Le Québec a rejoint cette mouvance nord-américaine en apportant des modifications substantielles à sa Loi sur la protection de la jeunesse en 2006. Certes, les nouvelles dispositions continuent d’affirmer que le maintien de l’enfant au sein de sa famille est l’objectif premier de la loi, mais elles imposent maintenant des délais au terme desquels un plan de vie permanent doit être mis en place pour l’enfant dont le développement et la sécurité sont considérés comme compromis. C’est l’élément central de la réforme[2]. Le message est clair : les parents qui ne peuvent répondre adéquatement aux besoins de leurs enfants bénéficieront en principe d’une aide dont l’objectif est le maintien ou le retour de l’enfant auprès d’eux, mais ils devront savoir que cette aide sera de courte durée, car le besoin de stabilité de l’enfant dictera, à plus ou moins court terme, la mise en place de mesures permanentes. Plus l’enfant est jeune, moins le délai est long.
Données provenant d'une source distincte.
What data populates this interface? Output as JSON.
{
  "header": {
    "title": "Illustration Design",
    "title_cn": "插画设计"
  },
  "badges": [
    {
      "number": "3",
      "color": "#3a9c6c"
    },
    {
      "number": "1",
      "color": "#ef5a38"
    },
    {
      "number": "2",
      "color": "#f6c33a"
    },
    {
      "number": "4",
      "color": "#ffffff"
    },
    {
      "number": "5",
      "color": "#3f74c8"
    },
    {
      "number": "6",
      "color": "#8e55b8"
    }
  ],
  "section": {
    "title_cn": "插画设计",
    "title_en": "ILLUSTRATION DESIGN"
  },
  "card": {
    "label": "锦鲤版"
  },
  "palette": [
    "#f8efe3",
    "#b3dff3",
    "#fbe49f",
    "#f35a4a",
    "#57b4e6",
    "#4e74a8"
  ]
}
Cette approche s’appuie sur l’idée que la notion de temps n’est pas la même pour l’enfant que pour l’adulte et que plus l’enfant est jeune, plus il importe d’agir rapidement pour assurer sa stabilité[3]. L’imposition de limites de temps dans l’intervention de protection est une pratique législative généralisée en Amérique du Nord. Mais c’est en même temps le volet le plus controversé de la réforme de 2006 au Québec.

Les délais prévus par la loi sont les suivants :

  • 12 mois si l'enfant a moins de deux ans;

  • 18 mois si l'enfant est âgé de deux à cinq ans;

  • 24 mois si l'enfant est âgé de six ans et plus[4].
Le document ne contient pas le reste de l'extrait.